Guarantors signing the payment plan agreement must provide his or her social security number on the payment plan agreement.  Further, the business must waive the statute of limitations for assessment of the consumer’s use tax due under the payment plan.  The first month’s payment must be remitted at the time you submit your amnesty application.

The proposed rule for the use tax amnesty payment plan has been filed with the Joint Committee on Agency Rule Review (JCARR). Comments on the rule can be submitted to Taxation via e-mail.

CAN YOU PROVIDE EXAMPLES OF HOW TO CALCULATE
PAYMENTS UNDER THE PAYMENT PLAN?

The formula for calculating the monthly payment under the payment plan is:

  1. If amount due is $1,000 or less—the full amount must be paid with the amnesty application.
  2. If amount due is $84,000 or more—Total Amount Due Under Amnesty/84 months; or
  3. If amount due is more than $1,000 and less than $84,000—the monthly payment is $1,000.

Here are some examples:

Example 1—Total use tax liability is $10,000.  Since the minimum payment is $1,000, the monthly payment is calculated by dividing $10,000 by $1,000, or $1,000 per month for 10 months.

Example 2—Total use tax liability is $126,000.  Since the maximum payment period is 84 months, the monthly payment is calculated by dividing $126,000 by 84 or $1,500 per month for 84 months.

Example 3—Total use tax liability is $1,000 or less.  Since the minimum payment is $1,000, the full amount due must be remitted with the amnesty application.
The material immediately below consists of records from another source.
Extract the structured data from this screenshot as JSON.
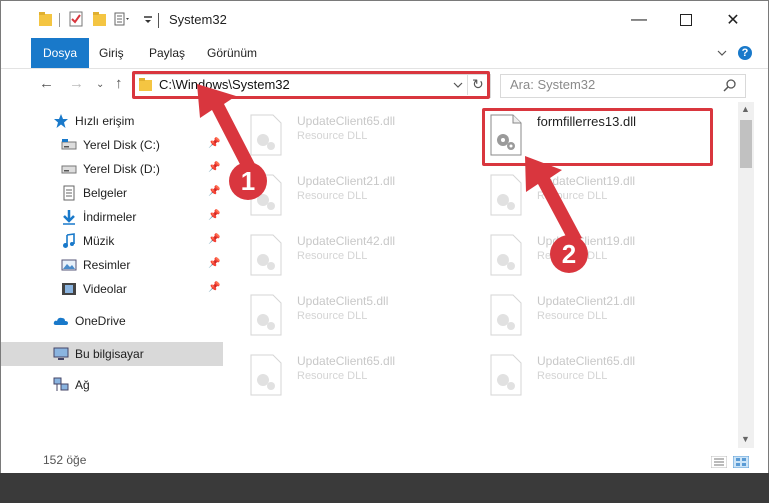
{
  "window": {
    "title": "System32"
  },
  "ribbon": {
    "tabs": [
      "Dosya",
      "Giriş",
      "Paylaş",
      "Görünüm"
    ]
  },
  "address": {
    "path": "C:\\Windows\\System32"
  },
  "search": {
    "placeholder": "Ara: System32"
  },
  "sidebar": {
    "items": [
      {
        "label": "Hızlı erişim",
        "icon": "star-icon"
      },
      {
        "label": "Yerel Disk (C:)",
        "icon": "drive-icon",
        "pinned": true
      },
      {
        "label": "Yerel Disk (D:)",
        "icon": "drive-icon",
        "pinned": true
      },
      {
        "label": "Belgeler",
        "icon": "documents-icon",
        "pinned": true
      },
      {
        "label": "İndirmeler",
        "icon": "download-icon",
        "pinned": true
      },
      {
        "label": "Müzik",
        "icon": "music-icon",
        "pinned": true
      },
      {
        "label": "Resimler",
        "icon": "pictures-icon",
        "pinned": true
      },
      {
        "label": "Videolar",
        "icon": "videos-icon",
        "pinned": true
      },
      {
        "label": "OneDrive",
        "icon": "cloud-icon"
      },
      {
        "label": "Bu bilgisayar",
        "icon": "computer-icon",
        "selected": true
      },
      {
        "label": "Ağ",
        "icon": "network-icon"
      }
    ]
  },
  "files": [
    {
      "name": "UpdateClient65.dll",
      "type": "Resource DLL"
    },
    {
      "name": "formfillerres13.dll",
      "type": "",
      "highlighted": true
    },
    {
      "name": "UpdateClient21.dll",
      "type": "Resource DLL"
    },
    {
      "name": "UpdateClient19.dll",
      "type": "Resource DLL"
    },
    {
      "name": "UpdateClient42.dll",
      "type": "Resource DLL"
    },
    {
      "name": "UpdateClient19.dll",
      "type": "Resource DLL"
    },
    {
      "name": "UpdateClient5.dll",
      "type": "Resource DLL"
    },
    {
      "name": "UpdateClient21.dll",
      "type": "Resource DLL"
    },
    {
      "name": "UpdateClient65.dll",
      "type": "Resource DLL"
    },
    {
      "name": "UpdateClient65.dll",
      "type": "Resource DLL"
    }
  ],
  "status": {
    "count": "152 öğe"
  },
  "annotations": {
    "step1": "1",
    "step2": "2"
  },
  "colors": {
    "accent": "#1979ca",
    "highlight": "#d9363e"
  }
}
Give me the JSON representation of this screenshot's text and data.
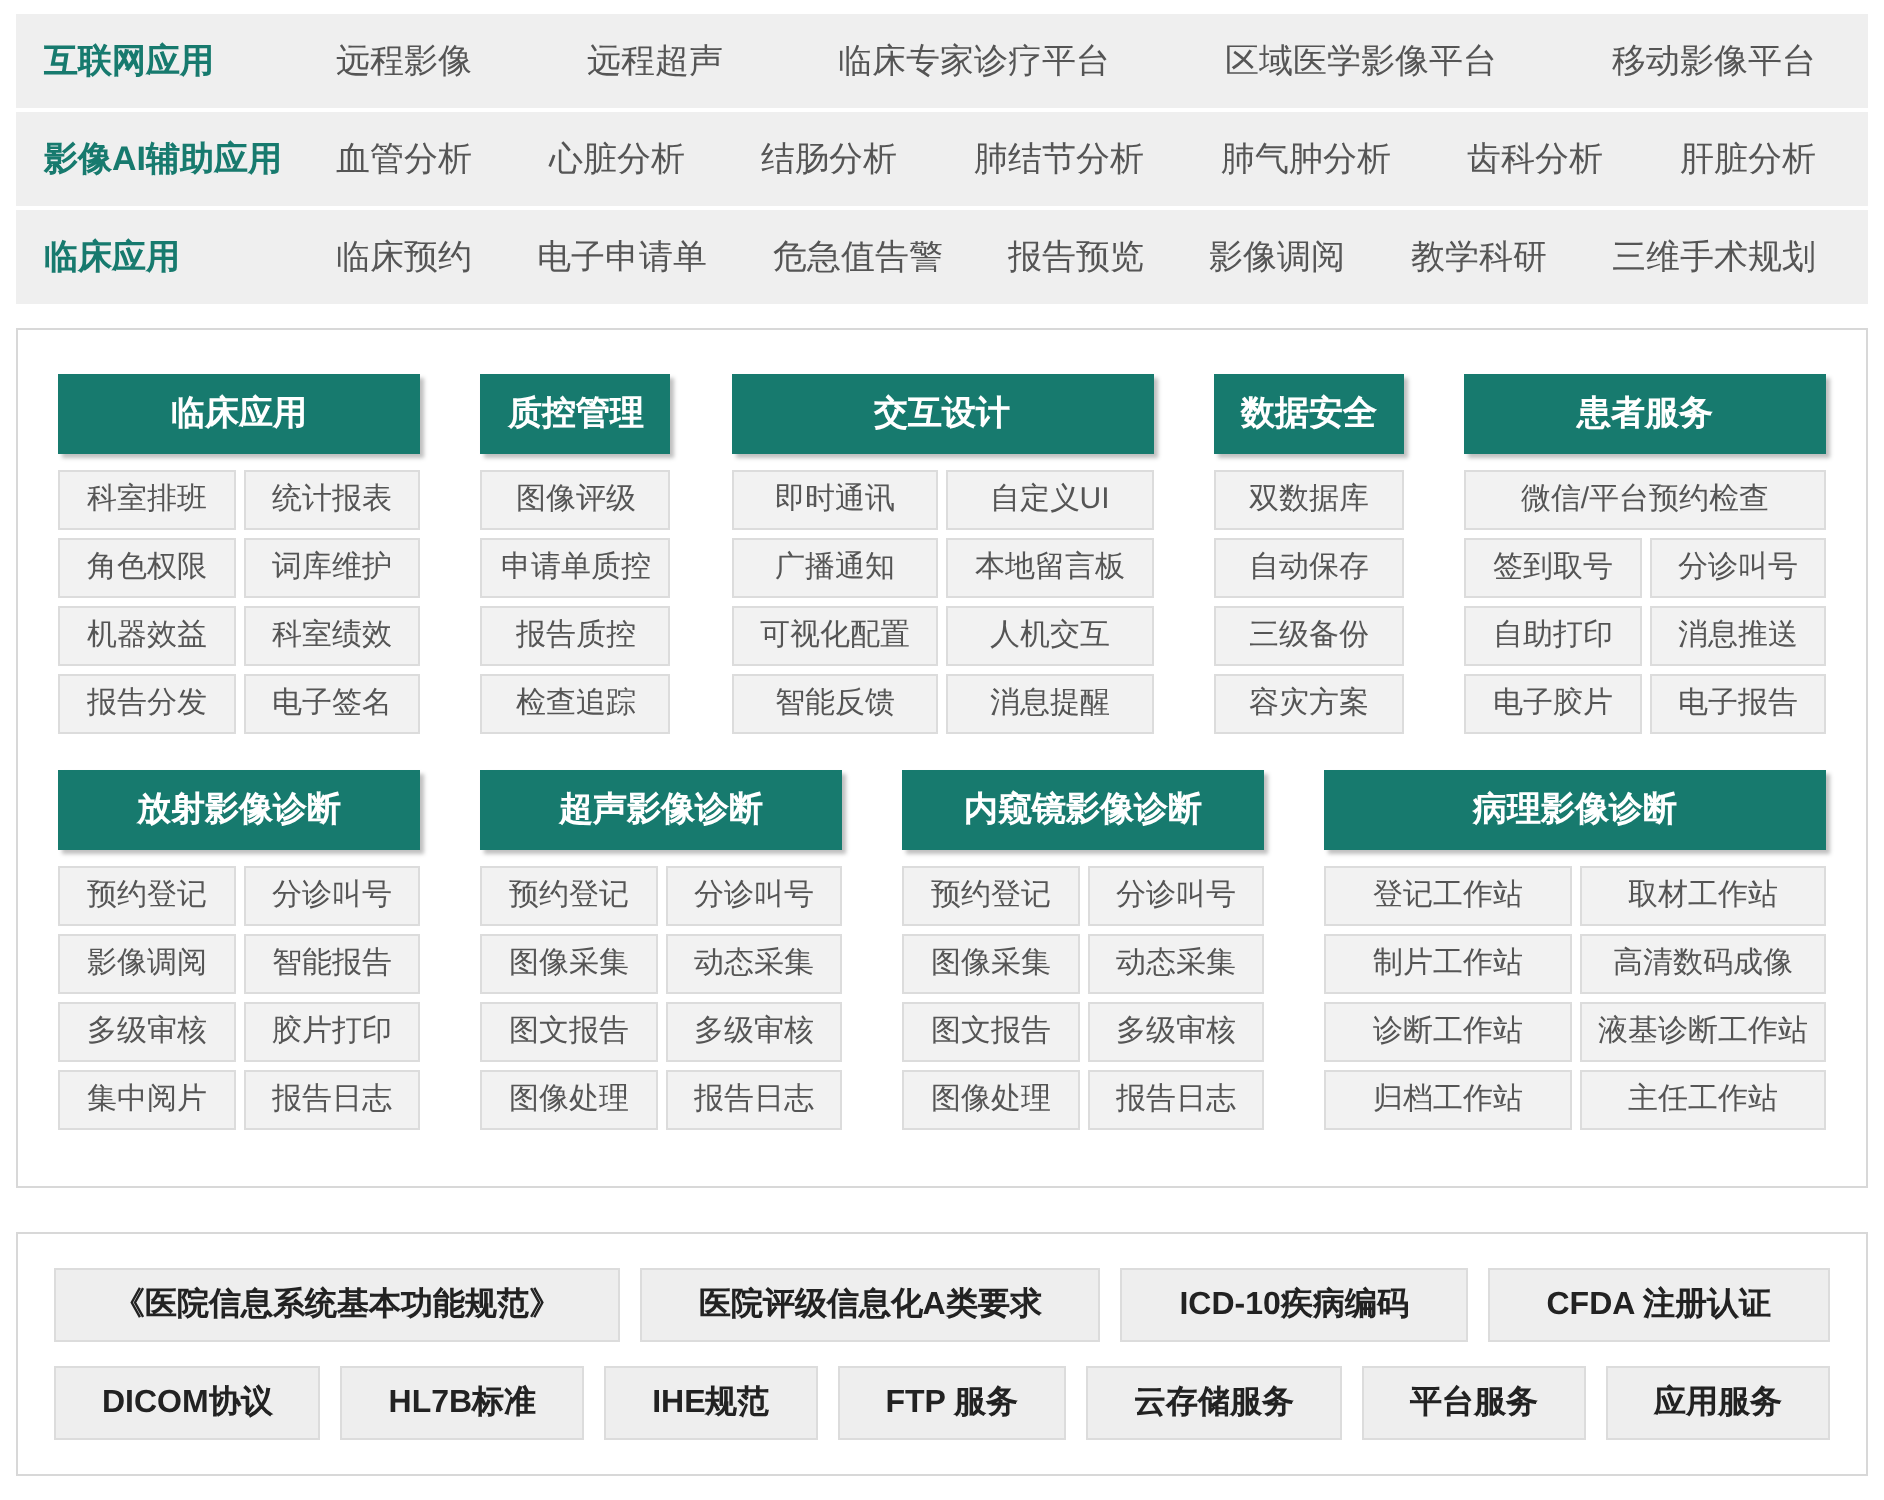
{
  "app_categories": [
    {
      "label": "互联网应用",
      "items": [
        "远程影像",
        "远程超声",
        "临床专家诊疗平台",
        "区域医学影像平台",
        "移动影像平台"
      ]
    },
    {
      "label": "影像AI辅助应用",
      "items": [
        "血管分析",
        "心脏分析",
        "结肠分析",
        "肺结节分析",
        "肺气肿分析",
        "齿科分析",
        "肝脏分析"
      ]
    },
    {
      "label": "临床应用",
      "items": [
        "临床预约",
        "电子申请单",
        "危急值告警",
        "报告预览",
        "影像调阅",
        "教学科研",
        "三维手术规划"
      ]
    }
  ],
  "module_rows": [
    [
      {
        "title": "临床应用",
        "items": [
          {
            "label": "科室排班"
          },
          {
            "label": "统计报表"
          },
          {
            "label": "角色权限"
          },
          {
            "label": "词库维护"
          },
          {
            "label": "机器效益"
          },
          {
            "label": "科室绩效"
          },
          {
            "label": "报告分发"
          },
          {
            "label": "电子签名"
          }
        ]
      },
      {
        "title": "质控管理",
        "items": [
          {
            "label": "图像评级"
          },
          {
            "label": "申请单质控"
          },
          {
            "label": "报告质控"
          },
          {
            "label": "检查追踪"
          }
        ]
      },
      {
        "title": "交互设计",
        "items": [
          {
            "label": "即时通讯"
          },
          {
            "label": "自定义UI"
          },
          {
            "label": "广播通知"
          },
          {
            "label": "本地留言板"
          },
          {
            "label": "可视化配置"
          },
          {
            "label": "人机交互"
          },
          {
            "label": "智能反馈"
          },
          {
            "label": "消息提醒"
          }
        ]
      },
      {
        "title": "数据安全",
        "items": [
          {
            "label": "双数据库"
          },
          {
            "label": "自动保存"
          },
          {
            "label": "三级备份"
          },
          {
            "label": "容灾方案"
          }
        ]
      },
      {
        "title": "患者服务",
        "items": [
          {
            "label": "微信/平台预约检查",
            "kind": "wide"
          },
          {
            "label": "签到取号",
            "kind": "normal"
          },
          {
            "label": "分诊叫号",
            "kind": "normal"
          },
          {
            "label": "自助打印",
            "kind": "normal"
          },
          {
            "label": "消息推送",
            "kind": "normal"
          },
          {
            "label": "电子胶片",
            "kind": "normal"
          },
          {
            "label": "电子报告",
            "kind": "normal"
          }
        ]
      }
    ],
    [
      {
        "title": "放射影像诊断",
        "items": [
          {
            "label": "预约登记"
          },
          {
            "label": "分诊叫号"
          },
          {
            "label": "影像调阅"
          },
          {
            "label": "智能报告"
          },
          {
            "label": "多级审核"
          },
          {
            "label": "胶片打印"
          },
          {
            "label": "集中阅片"
          },
          {
            "label": "报告日志"
          }
        ]
      },
      {
        "title": "超声影像诊断",
        "items": [
          {
            "label": "预约登记"
          },
          {
            "label": "分诊叫号"
          },
          {
            "label": "图像采集"
          },
          {
            "label": "动态采集"
          },
          {
            "label": "图文报告"
          },
          {
            "label": "多级审核"
          },
          {
            "label": "图像处理"
          },
          {
            "label": "报告日志"
          }
        ]
      },
      {
        "title": "内窥镜影像诊断",
        "items": [
          {
            "label": "预约登记"
          },
          {
            "label": "分诊叫号"
          },
          {
            "label": "图像采集"
          },
          {
            "label": "动态采集"
          },
          {
            "label": "图文报告"
          },
          {
            "label": "多级审核"
          },
          {
            "label": "图像处理"
          },
          {
            "label": "报告日志"
          }
        ]
      },
      {
        "title": "病理影像诊断",
        "items": [
          {
            "label": "登记工作站"
          },
          {
            "label": "取材工作站"
          },
          {
            "label": "制片工作站"
          },
          {
            "label": "高清数码成像"
          },
          {
            "label": "诊断工作站"
          },
          {
            "label": "液基诊断工作站"
          },
          {
            "label": "归档工作站"
          },
          {
            "label": "主任工作站"
          }
        ]
      }
    ]
  ],
  "standards": [
    [
      "《医院信息系统基本功能规范》",
      "医院评级信息化A类要求",
      "ICD-10疾病编码",
      "CFDA 注册认证"
    ],
    [
      "DICOM协议",
      "HL7B标准",
      "IHE规范",
      "FTP 服务",
      "云存储服务",
      "平台服务",
      "应用服务"
    ]
  ]
}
Example 4—Total use tax liability is $1,700.  The first payment is $1,000 and second payment is $700.  For amounts not evenly divisible by 1,000, the final payment will be the remaining amount due.

WHAT ARE THE STEPS TO REQUEST AMNESTY?

Here’s a step-by-step guide to requesting amnesty.

  1. To calculate the consumer’s use tax due, complete the spreadsheet listing all untaxed taxable tangible personal property and services used, stored or consumed in Ohio during the amnesty period beginning with January 1, 2009 (or when you began making purchases of taxable tangible personal property used in Ohio if later than January 1, 2009).  The spreadsheet must include the name and address of the supplier, a brief description of the item(s) and/or service(s) purchased, the total purchase price and the county in which each purchase was used.  The spreadsheet is available at the bottom of this page..
  2. If not already registered to use the Ohio Business Gateway (“OBG”, go to http://business.ohio.gov ) and complete the OBG registration process.
  3. If you do not have a consumer’s use tax account, complete the registration process on OBG.
  4. If you were registered for consumer’s use tax as of June 1, 2011, please call 1-800-304-3211 on or after October 1, 2011 to request amnesty.
  5. On OBG, electronically complete and sign the amnesty return.  Enter the total amount of consumer’s use tax due by county as calculated in Step 1 above.
  6. Upload the spreadsheet at the link provided on OBG.
  7. Submit payment through OBG for either the full amount of consumer’s use tax due or, if you request and qualify for a payment plan, an initial payment equal to your first month’s payment amount.  (For further information regarding who qualifies for a payment plan see “Is There a Payment Plan Available?” on page 2.)
  8. If you have requested and qualify for a payment plan, ODT will mail a payment plan agreement to you for signatures.
  9. Mail the completed, signed payment plan agreement to the address below marked “ATTENTION—USE TAX AMNESTY.”  If ODT does not receive the signed payment plan agreement, your application will be rejected.  Please keep a signed copy for your records.